Harvard Law School Sweeps Skadden Fellowships


Harvard Law School made history this week by having more students win a coveted Skadden Fellowship than any other law school in the program’s history. HLS students and alumni won nine of the public interest fellowships, besting the record of eight Fellows in a year that was set in 2004 by none other than HLS. This brings the number of Skaddens won by Harvard since 2000 to an astounding 40.


2006 Skadden Fellows:

Nisha Agarwal ’06, New York Lawyers for the Public Interest

Nicole Birch ’05, National Lawyers Committee for Civil Rights (DC)

Sarah Mattson ’05, New Hampshire Legal Assistance

Jessica Myers ’06, Legal Aid of Middle Tennessee and the Cumberlands

Jill Tauber ’05, The Advancement Project (DC)

Jose Rodriguez ’06, Florida Legal Services

Charlotte Saunders ’05, Georgia Legal Services Program

Karen Tseng ’05, Hale and Dorr Legal Services Center (MA)

Lisa Young ’05, Legal Aid Society of San Diego


The Skadden Fellows are selected from a highly competitive pool of applicants to spend two years working with a sponsoring organization to provide legal services for under-served communities. The Skadden Fellowship Foundation, sponsored by the firm of Skadden, Arps, Slate, Meagher, and Flom, pays the Fellows’ salaries, benefits, and loans during the fellowship.

The 2006 Fellows were overjoyed to hear the news. “I can’t wait,” said Lisa Young ’05, who will be assisting clients going to housing and eviction court through the Legal Aid Society of San Diego. “I want to get started right now.” Equally overjoyed were the staff of OPIA, including director Alexa Shabecoff, who screamed in delight when she heard the news from one Fellow, and Fellowships Director Judy Murciano, who called it “an amazing, miraculous year,” and despite all the work involved, insisted, “It’s a joy every step of the way.”

All the winners had praise for the support of Murciano and the resources of Harvard. “Judy was unbelievable,” said Jose Rodriguez, 3L, who will work to enforce workplace rights with Florida Legal Services. “She was always available and genuinely interested in coming up with a good project.” Susan Butler Plum, director of the Skadden Fellowship Foundation, agreed. “One of the reasons Harvard does so well is because they have so many applicants, and because they have a giant office and are very sophisticated about putting together good projects. Judy is one of the most remarkable people I have ever met.”

Many of the 2006 Fellows are spending this year clerking before they begin their projects. “They have more tools they can bring to their clients,” said Plum. “It’s all about providing the best service to the clients.” The clerks echoed this sentiment. “I’m getting a lot of experience in civil rights and in litigation as a clerk,” said Nicole Birch ’05, who will work on Section 8 housing issues with the National Lawyers Committee for Civil Rights after finishing her clerkship in the Middle District of Alabama. “That’s something I’ll be able to bring to my work.”

The Fellows were happy to share their advice for students still exploring the path of public interest.
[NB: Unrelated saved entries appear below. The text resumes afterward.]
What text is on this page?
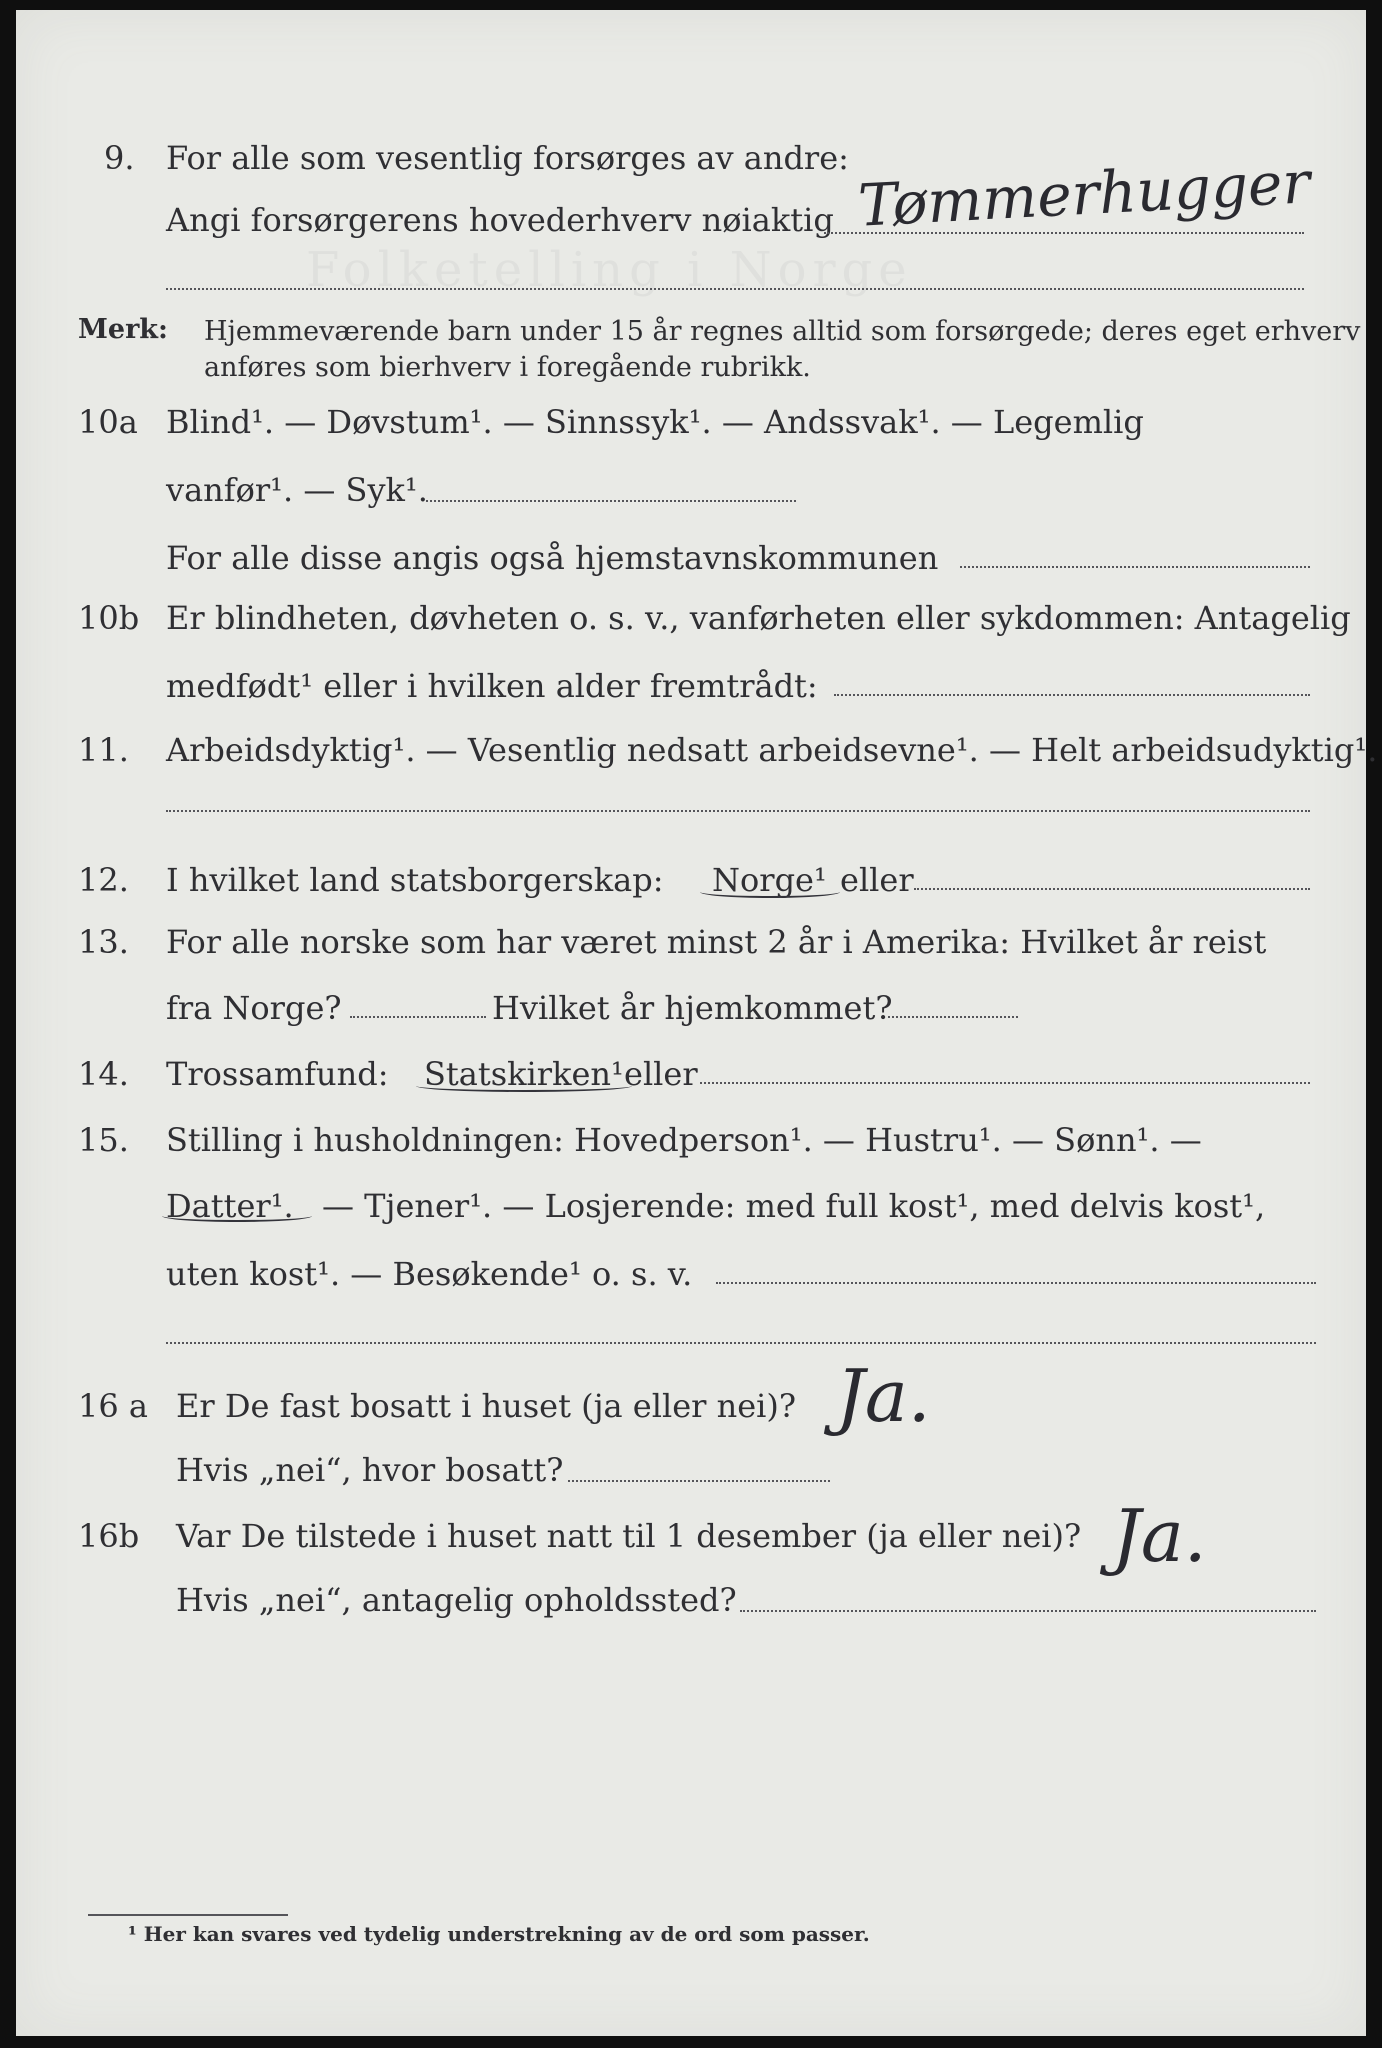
Folketelling i Norge
9. For alle som vesentlig forsørges av andre: Tømmerhugger
Angi forsørgerens hovederhverv nøiaktig
Merk: Hjemmeværende barn under 15 år regnes alltid som forsørgede; deres eget erhverv
anføres som bierhverv i foregående rubrikk.
10a Blind¹. — Døvstum¹. — Sinnssyk¹. — Andssvak¹. — Legemlig
vanfør¹. — Syk¹.
For alle disse angis også hjemstavnskommunen
10b Er blindheten, døvheten o. s. v., vanførheten eller sykdommen: Antagelig
medfødt¹ eller i hvilken alder fremtrådt:
11. Arbeidsdyktig¹. — Vesentlig nedsatt arbeidsevne¹. — Helt arbeidsudyktig¹.
12. I hvilket land statsborgerskap: Norge¹ eller
13. For alle norske som har været minst 2 år i Amerika: Hvilket år reist
fra Norge?	Hvilket år hjemkommet?
14. Trossamfund: Statskirken¹ eller
15. Stilling i husholdningen: Hovedperson¹. — Hustru¹. — Sønn¹. —
Datter¹. — Tjener¹. — Losjerende: med full kost¹, med delvis kost¹,
uten kost¹. — Besøkende¹ o. s. v.
16 a Er De fast bosatt i huset (ja eller nei)? Ja.
Hvis „nei“, hvor bosatt?
16b Var De tilstede i huset natt til 1 desember (ja eller nei)? Ja.
Hvis „nei“, antagelig opholdssted?
¹ Her kan svares ved tydelig understrekning av de ord som passer.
There was unanimous support for clinical work, as well as making use of Harvard’s vast alumni network. “Call lawyers who have careers that interest you and ask them how they got there,” said Charlotte Saunders ’05, a former Legal Aid Bureau president who will fight employment discrimination against migrant workers through the Georgia Legal Services Program. (The Fellows practice what they preach: more than one invited this reporter to call back with career questions.)

Above all, the Fellows urged students to use all of Harvard’s resources to explore their interests in the public sector. “Explore the different types of public sector work,” said Nisha Agarwal, 3L, who will work to increase health care access for immigrant communities with New York Lawyers for the Public Interest, and worked in policy, impact litigation, and direct services during her HLS career. “Talking to people from other schools, you realize how luck you are to be at Harvard,” added Lisa Young. “You have a real opportunity to spend both your summers working in public interest.”

And what advice for those wanting to join this group of public interest stars? “Do as much pro bono as possible,” said Plum. “Find out what you have a burning passion for. We look for long-term commitment.” Ultimately, she said, “the program isn’t about the Fellow. It’s about the clients.” To the clients that will be represented by these nine over the course of their careers, one thing is clear: they’re in good hands.